Étrange comme il peut paraître à l'hypocrite, Brann était un
homme religieux. Son credo était la religion d'humanité.
Ses biographes, si ils le font justice, écrira le sien
nommez avec le sang de l'agneau haut au-dessus sur le manuscrit volant.
Les amis de Brann, et elles sont légion, ne devez pas repine
s'il n'est pas canonisé comme ses os est des hearsed dans mort,
pour "toutes les fois qu'était un dieu trouvé consentant à tout le monde?
Le chemin régulier est lyncher, comme le Baylorites a fait, à
pendez, tuer, crucifier et excorier et les piétine
sous leur hoofs stupide, fendu ou palmé, comme le cas peut
soyez, pour un siècle ou deux; et alors prend à braire partout
ils quand vous découvrez leur origine divine, encore dans un même
manière de long eared!" Donc parle l'homme sarcastique, dans
son chemin sauvage, vérités très tristes.

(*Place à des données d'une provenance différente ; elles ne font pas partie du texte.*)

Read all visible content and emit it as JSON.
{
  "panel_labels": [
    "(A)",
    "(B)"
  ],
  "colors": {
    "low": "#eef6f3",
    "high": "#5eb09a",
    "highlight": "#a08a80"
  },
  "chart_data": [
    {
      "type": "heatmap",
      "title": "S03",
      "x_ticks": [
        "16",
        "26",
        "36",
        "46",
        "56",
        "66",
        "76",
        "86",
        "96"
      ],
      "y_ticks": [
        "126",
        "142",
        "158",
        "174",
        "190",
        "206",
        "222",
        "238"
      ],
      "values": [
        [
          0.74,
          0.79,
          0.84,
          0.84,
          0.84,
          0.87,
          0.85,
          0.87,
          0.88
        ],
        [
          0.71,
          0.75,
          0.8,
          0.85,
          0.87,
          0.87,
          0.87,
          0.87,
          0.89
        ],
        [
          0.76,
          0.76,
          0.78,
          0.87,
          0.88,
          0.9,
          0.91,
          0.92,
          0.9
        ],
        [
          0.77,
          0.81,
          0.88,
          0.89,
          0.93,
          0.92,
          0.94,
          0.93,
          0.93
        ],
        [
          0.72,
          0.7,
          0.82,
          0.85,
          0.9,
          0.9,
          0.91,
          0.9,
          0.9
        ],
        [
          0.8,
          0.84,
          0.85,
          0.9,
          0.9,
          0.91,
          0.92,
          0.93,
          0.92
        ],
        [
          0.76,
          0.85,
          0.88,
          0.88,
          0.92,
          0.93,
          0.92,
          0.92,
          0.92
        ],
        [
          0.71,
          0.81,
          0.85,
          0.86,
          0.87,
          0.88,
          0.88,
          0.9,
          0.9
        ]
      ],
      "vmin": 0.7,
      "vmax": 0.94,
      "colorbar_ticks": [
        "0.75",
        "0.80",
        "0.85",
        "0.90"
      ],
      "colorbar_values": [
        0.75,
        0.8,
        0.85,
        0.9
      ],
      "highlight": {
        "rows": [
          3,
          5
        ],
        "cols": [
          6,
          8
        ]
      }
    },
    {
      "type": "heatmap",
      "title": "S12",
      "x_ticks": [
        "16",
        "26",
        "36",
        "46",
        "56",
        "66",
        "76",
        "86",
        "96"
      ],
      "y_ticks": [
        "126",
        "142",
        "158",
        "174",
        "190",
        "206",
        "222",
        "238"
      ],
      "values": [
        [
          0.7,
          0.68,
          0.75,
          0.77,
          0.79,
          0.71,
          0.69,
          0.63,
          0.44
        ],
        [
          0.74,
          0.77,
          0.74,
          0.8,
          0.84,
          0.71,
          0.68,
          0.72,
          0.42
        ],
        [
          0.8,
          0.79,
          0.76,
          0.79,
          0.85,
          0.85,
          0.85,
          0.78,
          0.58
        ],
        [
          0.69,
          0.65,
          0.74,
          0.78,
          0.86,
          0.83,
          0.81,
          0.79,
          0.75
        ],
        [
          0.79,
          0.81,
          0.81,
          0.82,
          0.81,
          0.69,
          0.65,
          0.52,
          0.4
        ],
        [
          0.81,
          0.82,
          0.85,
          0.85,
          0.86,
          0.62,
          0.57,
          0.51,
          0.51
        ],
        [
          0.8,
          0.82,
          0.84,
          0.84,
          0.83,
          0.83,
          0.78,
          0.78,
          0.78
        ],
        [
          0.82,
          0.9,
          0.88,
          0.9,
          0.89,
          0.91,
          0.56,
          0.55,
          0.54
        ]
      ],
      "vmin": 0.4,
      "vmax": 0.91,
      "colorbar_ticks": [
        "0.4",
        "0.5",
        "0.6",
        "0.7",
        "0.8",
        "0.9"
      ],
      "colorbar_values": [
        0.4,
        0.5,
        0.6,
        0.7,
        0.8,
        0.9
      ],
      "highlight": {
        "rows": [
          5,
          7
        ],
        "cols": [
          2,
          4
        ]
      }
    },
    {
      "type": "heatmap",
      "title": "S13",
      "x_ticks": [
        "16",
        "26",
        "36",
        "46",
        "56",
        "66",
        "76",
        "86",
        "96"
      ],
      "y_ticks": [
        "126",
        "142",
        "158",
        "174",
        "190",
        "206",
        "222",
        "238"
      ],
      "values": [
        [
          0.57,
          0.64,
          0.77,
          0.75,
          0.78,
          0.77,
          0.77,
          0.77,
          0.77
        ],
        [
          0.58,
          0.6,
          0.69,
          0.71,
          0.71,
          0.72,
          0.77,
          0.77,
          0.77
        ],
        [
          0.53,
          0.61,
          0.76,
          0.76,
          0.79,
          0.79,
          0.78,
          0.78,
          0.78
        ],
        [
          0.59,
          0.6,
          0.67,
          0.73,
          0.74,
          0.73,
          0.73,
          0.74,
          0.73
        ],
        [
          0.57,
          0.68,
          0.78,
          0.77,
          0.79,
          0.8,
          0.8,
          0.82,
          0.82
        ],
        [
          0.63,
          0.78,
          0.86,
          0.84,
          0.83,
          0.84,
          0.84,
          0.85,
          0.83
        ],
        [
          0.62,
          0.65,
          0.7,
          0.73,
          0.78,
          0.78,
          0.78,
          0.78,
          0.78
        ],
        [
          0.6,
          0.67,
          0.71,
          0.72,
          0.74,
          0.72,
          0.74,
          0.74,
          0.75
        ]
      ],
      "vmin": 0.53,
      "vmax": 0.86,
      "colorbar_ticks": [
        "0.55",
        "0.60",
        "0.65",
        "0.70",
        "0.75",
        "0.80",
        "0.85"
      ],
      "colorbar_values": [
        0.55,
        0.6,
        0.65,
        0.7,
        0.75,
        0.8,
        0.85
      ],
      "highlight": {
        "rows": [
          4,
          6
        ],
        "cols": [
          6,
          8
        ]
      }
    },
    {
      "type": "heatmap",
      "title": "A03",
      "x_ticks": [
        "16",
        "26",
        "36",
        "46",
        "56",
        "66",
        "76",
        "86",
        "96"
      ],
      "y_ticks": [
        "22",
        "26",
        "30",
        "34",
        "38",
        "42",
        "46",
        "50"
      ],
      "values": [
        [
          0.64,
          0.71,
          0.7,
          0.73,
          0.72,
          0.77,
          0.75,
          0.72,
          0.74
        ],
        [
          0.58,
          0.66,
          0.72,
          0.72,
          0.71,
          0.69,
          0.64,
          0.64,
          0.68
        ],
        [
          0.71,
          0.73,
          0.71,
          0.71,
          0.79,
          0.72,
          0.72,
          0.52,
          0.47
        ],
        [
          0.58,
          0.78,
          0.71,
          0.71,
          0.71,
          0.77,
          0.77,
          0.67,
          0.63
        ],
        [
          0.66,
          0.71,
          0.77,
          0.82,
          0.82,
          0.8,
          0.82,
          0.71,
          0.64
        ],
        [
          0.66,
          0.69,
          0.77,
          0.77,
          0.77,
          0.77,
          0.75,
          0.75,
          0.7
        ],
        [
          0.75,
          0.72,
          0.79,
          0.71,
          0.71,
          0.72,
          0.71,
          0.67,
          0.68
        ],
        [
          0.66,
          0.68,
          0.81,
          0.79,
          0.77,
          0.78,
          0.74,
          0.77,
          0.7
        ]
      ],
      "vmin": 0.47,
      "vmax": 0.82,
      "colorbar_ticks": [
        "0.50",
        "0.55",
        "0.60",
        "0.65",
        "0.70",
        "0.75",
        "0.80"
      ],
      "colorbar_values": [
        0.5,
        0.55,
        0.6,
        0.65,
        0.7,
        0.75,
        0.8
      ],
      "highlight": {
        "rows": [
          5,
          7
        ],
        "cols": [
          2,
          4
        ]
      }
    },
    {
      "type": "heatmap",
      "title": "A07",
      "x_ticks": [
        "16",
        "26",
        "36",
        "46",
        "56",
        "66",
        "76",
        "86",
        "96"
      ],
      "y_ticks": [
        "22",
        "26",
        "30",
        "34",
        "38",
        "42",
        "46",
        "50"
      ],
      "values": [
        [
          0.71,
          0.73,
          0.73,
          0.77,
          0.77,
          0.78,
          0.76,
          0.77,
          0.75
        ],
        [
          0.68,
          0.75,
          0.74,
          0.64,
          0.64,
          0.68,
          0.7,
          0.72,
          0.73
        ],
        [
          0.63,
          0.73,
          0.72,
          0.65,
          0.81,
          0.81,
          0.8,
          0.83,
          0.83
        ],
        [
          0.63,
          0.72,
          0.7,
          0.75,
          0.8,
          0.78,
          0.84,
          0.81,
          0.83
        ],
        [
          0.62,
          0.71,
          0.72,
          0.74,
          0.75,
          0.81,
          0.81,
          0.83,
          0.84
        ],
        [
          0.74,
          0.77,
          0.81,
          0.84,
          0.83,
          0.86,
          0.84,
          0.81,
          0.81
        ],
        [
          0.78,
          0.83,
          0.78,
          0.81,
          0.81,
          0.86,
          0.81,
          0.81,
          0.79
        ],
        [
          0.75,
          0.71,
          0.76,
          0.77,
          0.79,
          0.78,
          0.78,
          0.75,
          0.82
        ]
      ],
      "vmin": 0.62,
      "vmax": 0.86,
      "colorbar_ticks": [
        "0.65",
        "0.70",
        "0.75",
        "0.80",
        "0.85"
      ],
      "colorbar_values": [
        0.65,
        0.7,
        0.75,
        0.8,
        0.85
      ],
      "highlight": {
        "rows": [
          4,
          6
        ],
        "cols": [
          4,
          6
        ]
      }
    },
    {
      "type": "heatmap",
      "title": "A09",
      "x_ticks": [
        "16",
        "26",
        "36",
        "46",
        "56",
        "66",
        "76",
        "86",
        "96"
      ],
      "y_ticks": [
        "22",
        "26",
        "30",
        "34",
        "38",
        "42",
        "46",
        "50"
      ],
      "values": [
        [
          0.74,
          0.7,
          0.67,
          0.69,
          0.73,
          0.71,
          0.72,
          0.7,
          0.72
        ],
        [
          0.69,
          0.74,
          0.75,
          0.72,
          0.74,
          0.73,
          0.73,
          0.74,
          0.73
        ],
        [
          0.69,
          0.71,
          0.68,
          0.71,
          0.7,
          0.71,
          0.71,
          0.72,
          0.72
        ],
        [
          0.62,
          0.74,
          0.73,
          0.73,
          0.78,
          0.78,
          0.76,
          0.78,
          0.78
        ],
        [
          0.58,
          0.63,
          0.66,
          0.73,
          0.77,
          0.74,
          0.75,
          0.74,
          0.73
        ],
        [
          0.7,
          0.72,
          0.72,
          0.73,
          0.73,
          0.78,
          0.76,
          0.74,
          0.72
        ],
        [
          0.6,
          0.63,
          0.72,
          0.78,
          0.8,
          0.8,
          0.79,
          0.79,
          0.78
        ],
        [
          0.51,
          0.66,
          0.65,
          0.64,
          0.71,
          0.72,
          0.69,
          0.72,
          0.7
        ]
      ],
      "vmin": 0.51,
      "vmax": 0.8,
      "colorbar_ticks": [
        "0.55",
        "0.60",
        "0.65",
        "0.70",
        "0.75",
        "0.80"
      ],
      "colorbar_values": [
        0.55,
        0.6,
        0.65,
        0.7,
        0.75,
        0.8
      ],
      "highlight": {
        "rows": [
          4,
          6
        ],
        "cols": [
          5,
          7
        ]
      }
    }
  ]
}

Brann était comme le "vie arbre, Igdrasil, agiter largement et
beaucoup se sont harmonisés, avec les vrilles du fimbriated en bas profond dans le
Mort royaumes, parmi la plus vieille poussière morte d'hommes et
avec rameaux qui atteignent toujours au-delà les étoiles et jamais
immuable comme l'empyrean immuable d'espoir éternel."
Ils pourraient épargner mieux l'État entier de Texas que
William C. Brann. Pendant que les haridelles s'écorchées ont tressailli au-dessous
le scorpion fouette de sa satire, et aurait préféré
bolides, ils ont senti la puissance de sa dynamique et se sont précipités
aux travaux du soldat des maîtres pour un reflet de mental
pabulum avant qu'ils n'avaient jamais su.